Saturday, April 06, 2024

AAAS uses Neanderthals for Racism Lesson

AAAS Science, the leading USA science journal, reports:
Anthropologists take up arms against ‘race science’

At their annual meeting, biological anthropologists began to build a playbook to thwart racist misuse of research

Anthropologists are fighting the erroneous notion that humans are divided into a few separate races. They emphasize that human genes and populations show complex patterns of variation and mixing.

LOS ANGELES—Calling someone a Neanderthal was once an insult, meaning you thought of them as a knuckle-dragging brute. “[Neanderthals] have always been used as a mirror for thinking about ourselves … projecting things we don’t like about ourselves onto another group of humans,” said Fernando Villanea, a population geneticist at the University of Colorado Boulder, last week at the annual meeting of the American Association of Biological Anthropologists (AABA) here.

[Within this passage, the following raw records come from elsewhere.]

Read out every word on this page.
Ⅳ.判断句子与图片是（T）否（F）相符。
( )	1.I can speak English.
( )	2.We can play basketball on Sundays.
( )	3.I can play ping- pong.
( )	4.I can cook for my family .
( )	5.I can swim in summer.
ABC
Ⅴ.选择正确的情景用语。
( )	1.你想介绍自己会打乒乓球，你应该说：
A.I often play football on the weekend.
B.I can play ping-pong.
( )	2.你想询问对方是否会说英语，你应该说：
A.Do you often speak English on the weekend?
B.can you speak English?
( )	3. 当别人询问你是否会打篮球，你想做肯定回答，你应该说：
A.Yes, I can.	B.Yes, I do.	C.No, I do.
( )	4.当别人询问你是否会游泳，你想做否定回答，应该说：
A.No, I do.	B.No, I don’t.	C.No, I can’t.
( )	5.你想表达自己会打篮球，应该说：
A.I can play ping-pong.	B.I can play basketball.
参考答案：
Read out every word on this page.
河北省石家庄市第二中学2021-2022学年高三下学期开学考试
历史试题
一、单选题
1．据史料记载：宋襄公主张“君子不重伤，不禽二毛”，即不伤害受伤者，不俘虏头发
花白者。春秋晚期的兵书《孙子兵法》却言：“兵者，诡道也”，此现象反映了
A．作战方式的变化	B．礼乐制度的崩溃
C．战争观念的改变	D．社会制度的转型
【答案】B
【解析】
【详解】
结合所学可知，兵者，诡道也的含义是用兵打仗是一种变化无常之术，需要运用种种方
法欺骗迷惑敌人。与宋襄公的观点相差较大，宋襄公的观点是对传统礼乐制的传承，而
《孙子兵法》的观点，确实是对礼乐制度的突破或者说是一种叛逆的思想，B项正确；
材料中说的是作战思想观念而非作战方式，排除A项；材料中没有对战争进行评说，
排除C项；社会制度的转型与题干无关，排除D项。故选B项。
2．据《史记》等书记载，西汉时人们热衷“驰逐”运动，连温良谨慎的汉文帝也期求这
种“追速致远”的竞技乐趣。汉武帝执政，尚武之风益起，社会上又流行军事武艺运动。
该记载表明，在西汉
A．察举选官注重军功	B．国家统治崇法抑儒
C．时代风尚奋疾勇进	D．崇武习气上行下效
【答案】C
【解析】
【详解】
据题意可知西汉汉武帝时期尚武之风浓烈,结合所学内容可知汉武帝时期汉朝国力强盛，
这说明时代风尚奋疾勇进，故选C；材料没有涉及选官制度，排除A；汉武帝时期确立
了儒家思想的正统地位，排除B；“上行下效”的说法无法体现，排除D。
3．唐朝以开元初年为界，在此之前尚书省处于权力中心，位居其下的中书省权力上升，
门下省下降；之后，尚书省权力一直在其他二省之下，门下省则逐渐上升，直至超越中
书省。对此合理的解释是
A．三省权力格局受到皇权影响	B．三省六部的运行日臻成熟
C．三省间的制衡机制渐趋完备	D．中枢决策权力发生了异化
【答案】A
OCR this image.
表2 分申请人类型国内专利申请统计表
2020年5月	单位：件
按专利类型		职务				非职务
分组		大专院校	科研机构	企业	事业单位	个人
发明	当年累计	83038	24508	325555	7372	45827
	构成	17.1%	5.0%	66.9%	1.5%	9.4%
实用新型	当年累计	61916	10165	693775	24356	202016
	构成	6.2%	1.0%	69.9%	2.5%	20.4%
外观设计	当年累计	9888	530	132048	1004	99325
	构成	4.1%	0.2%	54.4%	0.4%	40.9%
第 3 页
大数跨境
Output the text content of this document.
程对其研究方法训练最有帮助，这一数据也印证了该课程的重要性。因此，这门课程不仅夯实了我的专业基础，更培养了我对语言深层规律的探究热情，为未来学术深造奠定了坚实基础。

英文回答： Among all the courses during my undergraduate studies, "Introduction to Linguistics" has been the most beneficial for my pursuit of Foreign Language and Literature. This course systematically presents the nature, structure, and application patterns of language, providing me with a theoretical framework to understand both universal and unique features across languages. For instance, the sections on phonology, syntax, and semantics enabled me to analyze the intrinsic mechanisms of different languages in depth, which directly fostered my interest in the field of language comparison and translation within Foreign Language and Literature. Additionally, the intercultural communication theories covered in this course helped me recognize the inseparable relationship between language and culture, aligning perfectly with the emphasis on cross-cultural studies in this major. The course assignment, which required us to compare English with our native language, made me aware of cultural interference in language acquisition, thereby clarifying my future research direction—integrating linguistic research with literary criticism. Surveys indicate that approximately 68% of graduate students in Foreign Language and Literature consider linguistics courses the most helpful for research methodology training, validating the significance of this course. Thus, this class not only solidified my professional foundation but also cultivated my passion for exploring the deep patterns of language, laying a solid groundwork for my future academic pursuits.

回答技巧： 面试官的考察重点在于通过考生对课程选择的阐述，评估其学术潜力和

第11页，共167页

As scientists have learned more about Neanderthals’ cultural sophistication and abilities, though, their public image has gotten a glow-up. For some people, their status was elevated still further by the widely publicized discovery in 2007 that some Neanderthals carried genes suggesting they had red hair and light skin. These ancient inhabitants of Europe and Asia became coded as white, and on social media some people began to claim Neanderthal ancestry as a mark of racial superiority.

Such misuse of science spurred researchers to organize an AABA symposium devoted to combating race science, or the idea that genes and other biological variation can be used to sort humans into races—some superior to others.

They sure picked a funny example, because nearly all the Neanderthal science articles show a bias against them. They nearly always refer to Neanderthal as archaic and extinct, and the African hominins as modern humans. In fact, according to the latest research, the Neanderthals were at aleast as modern and human as the Africans.

The Wikipedia article on History of the chair used to say:

"In Sub-Saharan Africa, chairs were not in use before introduction by Europeans."
The editors removed this for being racist.

So the descendants of Neanderthals were the only ones to ever invent chairs.

The AAAS article goes on to aruge for retracting and censoring scinentific that shows group differences in intelligence.